My comrade in arms Ryan Mark sez:

The Sun-Times published the names, salaries and positions of 145,000 Illinois, Cook County, and Chicago employees on their website this weekend. The names and salaries are online in the form of a simple searchable database.

But the data is buried. There’s no way to get to a spreadsheet of this information. On paper there are physical limitations to publishing your data, but online, you’re unlimited. Why not just post the file? Ryan is spot-on:

I want a link to download a csv file. I want to plug it into Many Eyes. I want to run my own reports on it.

If I had to pick the one craziest thing about journalism, it’s this. We closely guard our sources, even from our colleagues at the same organization. We make FOIAs and file them away. And now that we’re online, we don’t link to our source materials, we don’t publish our data, and we’d never, ever link to another news source for background.
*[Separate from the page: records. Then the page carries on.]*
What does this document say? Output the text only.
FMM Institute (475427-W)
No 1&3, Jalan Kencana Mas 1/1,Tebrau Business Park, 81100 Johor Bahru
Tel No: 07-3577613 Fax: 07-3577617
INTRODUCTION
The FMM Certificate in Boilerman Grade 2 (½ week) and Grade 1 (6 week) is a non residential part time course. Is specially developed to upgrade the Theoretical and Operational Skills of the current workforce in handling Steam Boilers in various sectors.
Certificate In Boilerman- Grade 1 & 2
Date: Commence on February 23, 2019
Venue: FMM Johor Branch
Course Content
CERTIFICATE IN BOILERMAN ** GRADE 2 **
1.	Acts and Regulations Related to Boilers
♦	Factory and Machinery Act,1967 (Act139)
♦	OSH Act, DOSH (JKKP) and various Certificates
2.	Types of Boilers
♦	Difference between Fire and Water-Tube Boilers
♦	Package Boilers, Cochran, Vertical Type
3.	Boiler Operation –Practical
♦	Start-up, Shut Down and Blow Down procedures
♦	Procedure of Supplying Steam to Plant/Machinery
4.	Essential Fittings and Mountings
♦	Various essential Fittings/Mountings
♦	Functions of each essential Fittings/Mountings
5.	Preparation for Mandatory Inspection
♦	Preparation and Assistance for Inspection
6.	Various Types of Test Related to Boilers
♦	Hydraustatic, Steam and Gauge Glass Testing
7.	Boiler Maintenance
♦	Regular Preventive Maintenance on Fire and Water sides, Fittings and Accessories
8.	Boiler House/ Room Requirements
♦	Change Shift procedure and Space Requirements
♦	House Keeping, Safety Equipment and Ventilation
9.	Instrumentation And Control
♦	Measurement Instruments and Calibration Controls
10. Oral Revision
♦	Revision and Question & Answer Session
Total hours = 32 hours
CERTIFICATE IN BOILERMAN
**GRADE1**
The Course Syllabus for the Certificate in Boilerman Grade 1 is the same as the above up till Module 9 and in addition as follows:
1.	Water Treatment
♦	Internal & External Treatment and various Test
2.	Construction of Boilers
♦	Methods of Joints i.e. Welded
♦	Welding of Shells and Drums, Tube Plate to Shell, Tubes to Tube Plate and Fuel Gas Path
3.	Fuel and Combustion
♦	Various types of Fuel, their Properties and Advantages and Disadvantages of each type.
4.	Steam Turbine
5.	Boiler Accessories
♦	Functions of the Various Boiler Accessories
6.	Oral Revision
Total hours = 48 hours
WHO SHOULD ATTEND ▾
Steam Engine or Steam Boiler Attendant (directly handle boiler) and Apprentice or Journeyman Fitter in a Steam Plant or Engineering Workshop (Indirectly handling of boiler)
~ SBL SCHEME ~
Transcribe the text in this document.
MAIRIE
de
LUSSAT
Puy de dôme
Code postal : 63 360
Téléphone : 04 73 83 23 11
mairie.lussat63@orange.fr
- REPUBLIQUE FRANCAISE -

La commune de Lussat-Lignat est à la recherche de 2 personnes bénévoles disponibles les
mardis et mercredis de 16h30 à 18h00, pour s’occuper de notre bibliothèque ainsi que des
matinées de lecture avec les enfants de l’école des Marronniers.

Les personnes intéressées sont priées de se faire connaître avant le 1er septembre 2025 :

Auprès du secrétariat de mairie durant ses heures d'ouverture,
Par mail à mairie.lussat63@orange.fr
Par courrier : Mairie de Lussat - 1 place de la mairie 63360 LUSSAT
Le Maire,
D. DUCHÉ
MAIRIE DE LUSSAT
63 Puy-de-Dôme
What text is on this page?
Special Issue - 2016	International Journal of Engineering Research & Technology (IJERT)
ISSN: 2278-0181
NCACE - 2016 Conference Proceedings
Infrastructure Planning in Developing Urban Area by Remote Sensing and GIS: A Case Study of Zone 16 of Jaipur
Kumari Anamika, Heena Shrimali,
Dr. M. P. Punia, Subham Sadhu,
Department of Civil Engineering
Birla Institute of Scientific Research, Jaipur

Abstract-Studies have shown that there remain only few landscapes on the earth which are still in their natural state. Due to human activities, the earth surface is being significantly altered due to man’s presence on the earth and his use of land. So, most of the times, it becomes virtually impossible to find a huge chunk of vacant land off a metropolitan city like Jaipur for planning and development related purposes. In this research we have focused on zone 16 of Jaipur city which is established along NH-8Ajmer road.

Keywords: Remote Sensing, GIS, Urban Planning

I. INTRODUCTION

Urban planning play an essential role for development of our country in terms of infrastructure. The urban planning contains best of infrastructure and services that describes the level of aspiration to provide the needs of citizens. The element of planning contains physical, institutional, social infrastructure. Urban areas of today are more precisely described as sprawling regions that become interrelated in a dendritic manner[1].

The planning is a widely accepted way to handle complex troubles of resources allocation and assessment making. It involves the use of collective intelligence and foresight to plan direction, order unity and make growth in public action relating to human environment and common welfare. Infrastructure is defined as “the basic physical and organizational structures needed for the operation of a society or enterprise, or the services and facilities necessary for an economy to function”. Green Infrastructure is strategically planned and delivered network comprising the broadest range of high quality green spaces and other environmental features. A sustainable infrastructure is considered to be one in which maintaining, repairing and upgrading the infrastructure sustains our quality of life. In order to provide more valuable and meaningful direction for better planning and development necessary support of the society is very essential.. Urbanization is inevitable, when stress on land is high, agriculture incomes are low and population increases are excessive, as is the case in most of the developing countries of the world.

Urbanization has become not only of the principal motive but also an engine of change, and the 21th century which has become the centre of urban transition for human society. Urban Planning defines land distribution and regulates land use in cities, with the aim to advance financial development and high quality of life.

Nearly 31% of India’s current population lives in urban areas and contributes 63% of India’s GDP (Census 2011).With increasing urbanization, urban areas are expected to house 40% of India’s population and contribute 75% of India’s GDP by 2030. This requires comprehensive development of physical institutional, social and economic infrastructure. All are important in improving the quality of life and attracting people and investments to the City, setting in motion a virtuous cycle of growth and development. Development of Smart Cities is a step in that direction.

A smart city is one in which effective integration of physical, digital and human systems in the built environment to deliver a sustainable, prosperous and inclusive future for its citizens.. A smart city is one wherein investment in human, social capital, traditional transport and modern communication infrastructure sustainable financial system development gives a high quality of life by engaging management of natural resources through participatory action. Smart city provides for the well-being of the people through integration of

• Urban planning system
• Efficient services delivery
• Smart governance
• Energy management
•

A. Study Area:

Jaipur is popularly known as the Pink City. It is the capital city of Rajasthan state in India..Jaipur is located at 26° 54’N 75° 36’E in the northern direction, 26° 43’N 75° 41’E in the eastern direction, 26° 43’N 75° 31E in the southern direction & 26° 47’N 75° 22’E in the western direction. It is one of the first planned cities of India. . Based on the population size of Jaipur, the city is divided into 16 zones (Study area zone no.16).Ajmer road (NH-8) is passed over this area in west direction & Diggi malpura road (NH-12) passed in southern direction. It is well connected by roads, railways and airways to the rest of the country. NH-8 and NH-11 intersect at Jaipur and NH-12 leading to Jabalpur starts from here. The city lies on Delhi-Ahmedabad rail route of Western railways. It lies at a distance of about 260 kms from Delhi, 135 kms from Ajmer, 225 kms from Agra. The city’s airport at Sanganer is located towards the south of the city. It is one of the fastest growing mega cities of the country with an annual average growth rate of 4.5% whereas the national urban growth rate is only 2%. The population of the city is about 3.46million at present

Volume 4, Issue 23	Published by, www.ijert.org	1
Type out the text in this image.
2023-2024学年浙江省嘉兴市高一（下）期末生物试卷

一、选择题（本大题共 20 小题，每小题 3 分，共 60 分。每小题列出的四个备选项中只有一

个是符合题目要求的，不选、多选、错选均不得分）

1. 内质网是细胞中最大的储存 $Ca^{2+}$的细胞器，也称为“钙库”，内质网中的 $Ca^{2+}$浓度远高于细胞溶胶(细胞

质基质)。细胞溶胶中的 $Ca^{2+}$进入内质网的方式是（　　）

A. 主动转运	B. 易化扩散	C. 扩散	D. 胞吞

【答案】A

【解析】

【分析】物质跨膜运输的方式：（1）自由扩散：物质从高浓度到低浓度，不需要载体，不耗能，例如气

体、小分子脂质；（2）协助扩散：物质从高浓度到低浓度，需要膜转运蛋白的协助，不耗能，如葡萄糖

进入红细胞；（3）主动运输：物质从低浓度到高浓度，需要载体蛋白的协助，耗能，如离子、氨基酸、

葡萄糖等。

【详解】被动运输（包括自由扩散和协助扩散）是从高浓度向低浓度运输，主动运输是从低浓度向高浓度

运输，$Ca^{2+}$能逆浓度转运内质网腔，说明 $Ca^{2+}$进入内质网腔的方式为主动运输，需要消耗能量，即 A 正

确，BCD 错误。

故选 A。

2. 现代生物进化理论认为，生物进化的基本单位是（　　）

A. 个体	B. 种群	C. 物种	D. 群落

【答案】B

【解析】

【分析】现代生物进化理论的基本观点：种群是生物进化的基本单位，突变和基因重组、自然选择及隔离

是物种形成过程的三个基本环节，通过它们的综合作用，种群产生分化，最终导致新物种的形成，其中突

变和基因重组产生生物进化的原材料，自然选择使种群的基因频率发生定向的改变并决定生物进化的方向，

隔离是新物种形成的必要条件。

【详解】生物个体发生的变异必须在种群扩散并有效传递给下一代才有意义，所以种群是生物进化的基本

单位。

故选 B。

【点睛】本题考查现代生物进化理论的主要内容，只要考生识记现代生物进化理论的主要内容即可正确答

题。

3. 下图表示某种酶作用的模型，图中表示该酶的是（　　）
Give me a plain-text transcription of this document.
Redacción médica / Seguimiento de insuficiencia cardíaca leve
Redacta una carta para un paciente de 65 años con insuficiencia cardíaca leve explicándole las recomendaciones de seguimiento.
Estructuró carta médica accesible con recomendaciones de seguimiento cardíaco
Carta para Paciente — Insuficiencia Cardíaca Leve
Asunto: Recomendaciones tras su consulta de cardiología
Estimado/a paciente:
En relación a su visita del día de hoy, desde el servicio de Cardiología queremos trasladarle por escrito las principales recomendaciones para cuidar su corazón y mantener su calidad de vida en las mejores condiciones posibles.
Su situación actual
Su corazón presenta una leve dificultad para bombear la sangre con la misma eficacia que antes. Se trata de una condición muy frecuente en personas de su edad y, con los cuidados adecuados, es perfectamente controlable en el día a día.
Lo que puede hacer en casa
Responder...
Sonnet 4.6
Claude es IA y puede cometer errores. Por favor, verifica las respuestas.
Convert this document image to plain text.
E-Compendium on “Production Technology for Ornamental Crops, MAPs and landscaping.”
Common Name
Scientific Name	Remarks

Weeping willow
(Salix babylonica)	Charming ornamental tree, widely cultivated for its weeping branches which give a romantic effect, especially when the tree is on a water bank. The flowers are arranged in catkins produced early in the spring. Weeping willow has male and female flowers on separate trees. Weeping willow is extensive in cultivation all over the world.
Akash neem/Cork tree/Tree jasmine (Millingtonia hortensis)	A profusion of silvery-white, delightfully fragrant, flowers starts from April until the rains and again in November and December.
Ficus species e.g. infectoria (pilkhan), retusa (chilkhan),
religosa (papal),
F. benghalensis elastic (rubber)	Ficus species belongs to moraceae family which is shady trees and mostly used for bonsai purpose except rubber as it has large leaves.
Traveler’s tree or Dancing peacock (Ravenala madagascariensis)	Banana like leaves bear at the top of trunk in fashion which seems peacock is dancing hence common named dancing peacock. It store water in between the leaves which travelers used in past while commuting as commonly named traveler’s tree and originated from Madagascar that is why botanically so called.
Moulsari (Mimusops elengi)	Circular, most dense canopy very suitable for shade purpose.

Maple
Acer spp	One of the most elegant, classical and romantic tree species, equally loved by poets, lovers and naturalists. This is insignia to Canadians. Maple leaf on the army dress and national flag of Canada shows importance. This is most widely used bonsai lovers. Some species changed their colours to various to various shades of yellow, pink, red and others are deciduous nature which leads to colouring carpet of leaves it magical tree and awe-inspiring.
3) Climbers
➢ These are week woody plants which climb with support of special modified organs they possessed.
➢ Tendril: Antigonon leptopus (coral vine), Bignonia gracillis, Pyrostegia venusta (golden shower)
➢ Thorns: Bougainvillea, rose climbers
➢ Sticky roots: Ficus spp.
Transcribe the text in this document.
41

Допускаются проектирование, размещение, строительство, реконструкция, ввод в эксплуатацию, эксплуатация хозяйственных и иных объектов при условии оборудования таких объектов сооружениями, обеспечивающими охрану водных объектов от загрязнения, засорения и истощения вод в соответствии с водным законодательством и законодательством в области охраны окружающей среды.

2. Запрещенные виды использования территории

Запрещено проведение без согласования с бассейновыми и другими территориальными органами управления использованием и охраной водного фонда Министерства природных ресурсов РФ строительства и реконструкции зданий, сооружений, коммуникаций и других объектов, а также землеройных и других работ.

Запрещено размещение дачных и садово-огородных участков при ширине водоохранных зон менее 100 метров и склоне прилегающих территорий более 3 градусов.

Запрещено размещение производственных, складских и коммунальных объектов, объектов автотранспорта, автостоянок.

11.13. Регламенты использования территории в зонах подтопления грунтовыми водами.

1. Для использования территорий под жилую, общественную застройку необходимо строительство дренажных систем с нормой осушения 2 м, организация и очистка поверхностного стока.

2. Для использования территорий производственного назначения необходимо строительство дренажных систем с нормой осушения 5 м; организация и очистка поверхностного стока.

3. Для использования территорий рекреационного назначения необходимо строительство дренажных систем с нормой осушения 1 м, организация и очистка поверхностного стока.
WTF!?

Centre Georges Pompidou, by Thomas Claveirole
Centre Georges Pompidou, by Thomas Claveirole

We demand transparency and act with opacity

Forgive the n00b if I’m wrong, but from what I gather this attitude is the result of years of fierce competition between (and within) news organizations — we’re trying to scoop the cross town gazette.

Well, quit it!

Journalism needs an attitude adjustment. The house is burning! The ship is sinking! The, um, battlestar is circling the event horizon! Pick your metaphor — the deal is, we’re all in this together. Start playing nice, for chrissakes.

We’re here to help our readers better self-govern, and we’re failing them, because we’re being competitive assholes. And maybe — just maybe — if we give them a proper web experience, they’ll go to us instead of Google and we’ll make a buck too.

3 thoughts on “Dearest journalists, stop being jerks: Why not publish the data too?

  1. Welcome to the world of fighting “the scoop.”

    “The Scoop” is what has made journalism what it is today. I was the lifeblood of the craft. It’s what every journalist always wanted. If they had it, they treated it like a pretty, pretty pet. They would spoon it and talk to it in a cute little voice.

    The scoop mentality is killing us.

  2. I’ve got the feeling that I picked the wrong image for this post. Meet our new mascot, Scoop, the adorable little beast that’s killing journalism:

    Please, wise Dave, tell me more: What happens when you feed a story after midnight?

    (UPDATE: I gave our little friend a cap. Isn’t it fetching?)